The processes described above were all directed to the fabrication of a single filament. A process for producing metal oxide fibers, textiles and shapes was described by Hamling in U.S. Pat. No. 3,385,915. By textiles is meant a variety of textile forms including single filament, staple fibers, continuous tow and yarns, woven fabrics, batting and felts composed of fibers.
The Hamling process comprises initially impregnating a preform of organic polymeric textile material with one or more compounds of metals as desired in the final product. The impregnated material is heated under controlled conditions which prevent ignition of the organic material, but pyrolize the organic material to predominantly carbon and remove the carbon as a carbon-containing gas. The heating continues to oxidize the metal compounds. At least part of the heating is performed in the presence of an oxidizing gas. A product results which has substantially the same shape as the preform, but only about 40% to 60% of its original size. The metal oxide in the product typically is substantially micro-crystalline, or amorphous, that is, its crystallites are so small that they are barely discernible by conventional x-ray diffraction. This is indicative of a crystallite size on the order of 0.1 microns or less, which Hamling preferred for maximum strength in his product. The process, however, is described as capable of preparing fibers with crystallite sizes up to approximately 1 micron. With larger crystallite sizes, a significant loss in strength occurred. Mechanical properties of the product were impaired when the crystallite size exceeded approximately one-tenth the diameter of the fibers.
It is known that material capable of superconductive behavior must be in a crystalline state. Hence the process as described by U.S. Pat. No. 3,385,915 would not produce superconductive metal oxide.
Fabrics composed of metal oxides are described by Hamling in U.S. Pat. No. 3,663,182. Such fabrics are produced by the process described in U.S. Pat. No. 3,385,915, which has been summarized above. Hence, the fabric has all the characteristics of a product of that process, and would not be expected to have superconductive properties.
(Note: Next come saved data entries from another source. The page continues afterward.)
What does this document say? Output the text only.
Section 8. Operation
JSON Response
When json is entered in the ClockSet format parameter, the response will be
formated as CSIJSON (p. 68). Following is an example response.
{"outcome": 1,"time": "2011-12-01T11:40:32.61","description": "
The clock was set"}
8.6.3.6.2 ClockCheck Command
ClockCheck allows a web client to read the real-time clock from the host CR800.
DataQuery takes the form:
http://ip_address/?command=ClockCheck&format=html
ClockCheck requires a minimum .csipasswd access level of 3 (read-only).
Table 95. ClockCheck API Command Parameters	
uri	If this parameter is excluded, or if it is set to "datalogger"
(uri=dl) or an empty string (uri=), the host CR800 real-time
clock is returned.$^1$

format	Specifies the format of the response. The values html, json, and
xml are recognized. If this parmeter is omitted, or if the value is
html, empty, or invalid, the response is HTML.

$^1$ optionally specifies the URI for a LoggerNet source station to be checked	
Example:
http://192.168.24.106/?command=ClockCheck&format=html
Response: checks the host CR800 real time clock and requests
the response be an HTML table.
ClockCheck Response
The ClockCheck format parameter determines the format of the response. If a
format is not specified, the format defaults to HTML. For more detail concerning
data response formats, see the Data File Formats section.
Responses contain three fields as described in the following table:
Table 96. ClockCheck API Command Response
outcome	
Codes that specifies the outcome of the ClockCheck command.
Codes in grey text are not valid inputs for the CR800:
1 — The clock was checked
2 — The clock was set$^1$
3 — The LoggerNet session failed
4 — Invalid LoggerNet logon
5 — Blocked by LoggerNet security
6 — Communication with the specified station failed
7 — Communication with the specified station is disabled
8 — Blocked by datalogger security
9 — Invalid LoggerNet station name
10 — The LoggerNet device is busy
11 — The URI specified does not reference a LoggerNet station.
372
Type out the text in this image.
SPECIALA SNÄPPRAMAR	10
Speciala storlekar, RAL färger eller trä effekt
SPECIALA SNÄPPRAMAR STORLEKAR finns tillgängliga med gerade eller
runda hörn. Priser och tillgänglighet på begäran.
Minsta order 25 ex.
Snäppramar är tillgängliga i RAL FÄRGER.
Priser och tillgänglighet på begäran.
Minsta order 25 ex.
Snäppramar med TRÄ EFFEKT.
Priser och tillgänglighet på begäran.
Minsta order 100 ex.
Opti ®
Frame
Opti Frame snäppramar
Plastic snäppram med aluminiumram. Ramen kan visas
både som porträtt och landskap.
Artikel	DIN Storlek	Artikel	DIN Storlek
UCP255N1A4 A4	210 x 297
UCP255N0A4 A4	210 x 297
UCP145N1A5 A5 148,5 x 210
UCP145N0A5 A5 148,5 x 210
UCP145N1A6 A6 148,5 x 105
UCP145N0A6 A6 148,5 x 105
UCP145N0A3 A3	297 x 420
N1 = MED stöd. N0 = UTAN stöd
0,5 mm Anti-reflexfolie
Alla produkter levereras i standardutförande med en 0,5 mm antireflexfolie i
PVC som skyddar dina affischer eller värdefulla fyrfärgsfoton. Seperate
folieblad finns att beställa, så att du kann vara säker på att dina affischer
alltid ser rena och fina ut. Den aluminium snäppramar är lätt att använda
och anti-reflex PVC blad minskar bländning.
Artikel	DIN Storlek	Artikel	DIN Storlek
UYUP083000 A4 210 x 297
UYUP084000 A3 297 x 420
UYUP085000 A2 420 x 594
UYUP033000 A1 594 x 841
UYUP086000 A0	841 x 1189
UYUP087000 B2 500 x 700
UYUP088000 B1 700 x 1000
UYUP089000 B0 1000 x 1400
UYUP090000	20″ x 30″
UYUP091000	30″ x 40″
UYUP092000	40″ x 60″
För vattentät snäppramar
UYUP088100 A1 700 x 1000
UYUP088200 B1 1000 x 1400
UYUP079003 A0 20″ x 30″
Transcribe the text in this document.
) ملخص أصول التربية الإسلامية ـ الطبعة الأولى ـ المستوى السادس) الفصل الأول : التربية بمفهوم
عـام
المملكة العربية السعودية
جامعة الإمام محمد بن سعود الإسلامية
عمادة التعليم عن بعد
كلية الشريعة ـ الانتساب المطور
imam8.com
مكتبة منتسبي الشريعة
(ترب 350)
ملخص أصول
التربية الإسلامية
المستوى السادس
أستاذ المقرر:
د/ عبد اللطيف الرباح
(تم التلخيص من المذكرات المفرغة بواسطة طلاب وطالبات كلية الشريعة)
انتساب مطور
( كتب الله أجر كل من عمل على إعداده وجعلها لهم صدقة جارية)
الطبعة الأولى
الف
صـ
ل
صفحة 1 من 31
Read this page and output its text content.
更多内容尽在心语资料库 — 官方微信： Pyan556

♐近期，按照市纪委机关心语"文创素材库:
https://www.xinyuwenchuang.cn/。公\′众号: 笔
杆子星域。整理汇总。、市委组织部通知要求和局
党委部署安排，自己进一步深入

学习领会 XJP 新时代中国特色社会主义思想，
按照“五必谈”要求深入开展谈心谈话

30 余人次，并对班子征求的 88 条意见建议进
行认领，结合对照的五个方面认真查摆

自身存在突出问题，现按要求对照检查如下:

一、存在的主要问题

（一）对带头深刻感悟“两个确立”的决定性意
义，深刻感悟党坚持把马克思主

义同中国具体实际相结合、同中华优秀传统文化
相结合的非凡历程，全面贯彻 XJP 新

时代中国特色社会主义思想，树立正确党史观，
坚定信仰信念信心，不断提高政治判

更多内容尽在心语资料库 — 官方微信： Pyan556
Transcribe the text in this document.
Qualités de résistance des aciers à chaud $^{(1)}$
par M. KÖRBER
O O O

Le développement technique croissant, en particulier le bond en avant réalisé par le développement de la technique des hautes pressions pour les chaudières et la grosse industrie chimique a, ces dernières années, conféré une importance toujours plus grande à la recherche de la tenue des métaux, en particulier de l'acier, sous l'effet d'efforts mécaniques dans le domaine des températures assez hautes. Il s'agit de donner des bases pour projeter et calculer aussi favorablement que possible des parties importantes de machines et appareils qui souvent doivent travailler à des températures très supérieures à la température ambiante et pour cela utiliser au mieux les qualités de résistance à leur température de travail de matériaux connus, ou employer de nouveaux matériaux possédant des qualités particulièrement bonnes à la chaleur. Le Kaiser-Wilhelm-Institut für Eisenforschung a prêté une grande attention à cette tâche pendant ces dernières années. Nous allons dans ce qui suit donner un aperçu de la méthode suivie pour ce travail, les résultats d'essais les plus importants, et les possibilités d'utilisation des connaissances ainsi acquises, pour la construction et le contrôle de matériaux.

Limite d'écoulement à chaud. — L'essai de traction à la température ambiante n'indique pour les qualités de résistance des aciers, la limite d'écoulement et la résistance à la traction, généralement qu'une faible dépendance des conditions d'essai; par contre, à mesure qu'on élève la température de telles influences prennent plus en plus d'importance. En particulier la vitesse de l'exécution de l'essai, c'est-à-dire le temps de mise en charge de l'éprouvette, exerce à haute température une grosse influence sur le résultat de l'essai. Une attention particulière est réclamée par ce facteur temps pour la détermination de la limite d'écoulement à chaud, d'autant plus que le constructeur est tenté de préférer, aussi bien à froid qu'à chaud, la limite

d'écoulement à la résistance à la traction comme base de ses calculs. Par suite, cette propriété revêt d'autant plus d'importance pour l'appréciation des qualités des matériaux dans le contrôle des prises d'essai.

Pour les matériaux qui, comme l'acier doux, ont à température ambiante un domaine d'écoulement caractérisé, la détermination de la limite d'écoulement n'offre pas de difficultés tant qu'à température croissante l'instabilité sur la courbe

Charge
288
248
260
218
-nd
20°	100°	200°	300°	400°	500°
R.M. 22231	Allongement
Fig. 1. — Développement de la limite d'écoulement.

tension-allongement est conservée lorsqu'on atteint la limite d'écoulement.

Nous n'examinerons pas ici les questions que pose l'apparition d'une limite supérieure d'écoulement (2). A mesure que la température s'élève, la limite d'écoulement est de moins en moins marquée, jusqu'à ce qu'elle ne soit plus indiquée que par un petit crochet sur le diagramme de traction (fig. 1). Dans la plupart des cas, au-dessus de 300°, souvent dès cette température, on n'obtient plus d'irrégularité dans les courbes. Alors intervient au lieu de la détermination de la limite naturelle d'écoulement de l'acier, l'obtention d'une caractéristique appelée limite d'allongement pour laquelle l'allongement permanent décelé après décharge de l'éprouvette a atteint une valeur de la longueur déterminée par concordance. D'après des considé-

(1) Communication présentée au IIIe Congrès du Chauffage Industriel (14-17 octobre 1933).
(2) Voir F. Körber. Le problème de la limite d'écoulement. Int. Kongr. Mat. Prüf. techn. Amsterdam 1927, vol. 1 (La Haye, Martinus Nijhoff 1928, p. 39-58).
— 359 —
It is an object of the present invention to provide a process for producing superconducting metal oxide fibers, textiles and shapes. It is also an object to produce these products with flexibility and strength so as to allow their further shaping.
It is a feature of this invention that the starting material is organic polymeric material which can be preformed into the final product shape.
It is an advantage of this process that complicated and irregular product shapes can be produced from inexpensive organic materials which are readily preformed into the desired final shape. The preforming is inexpensive in that costly machining is unnecessary. Another advantage is that a high temperature melting furnace is not required.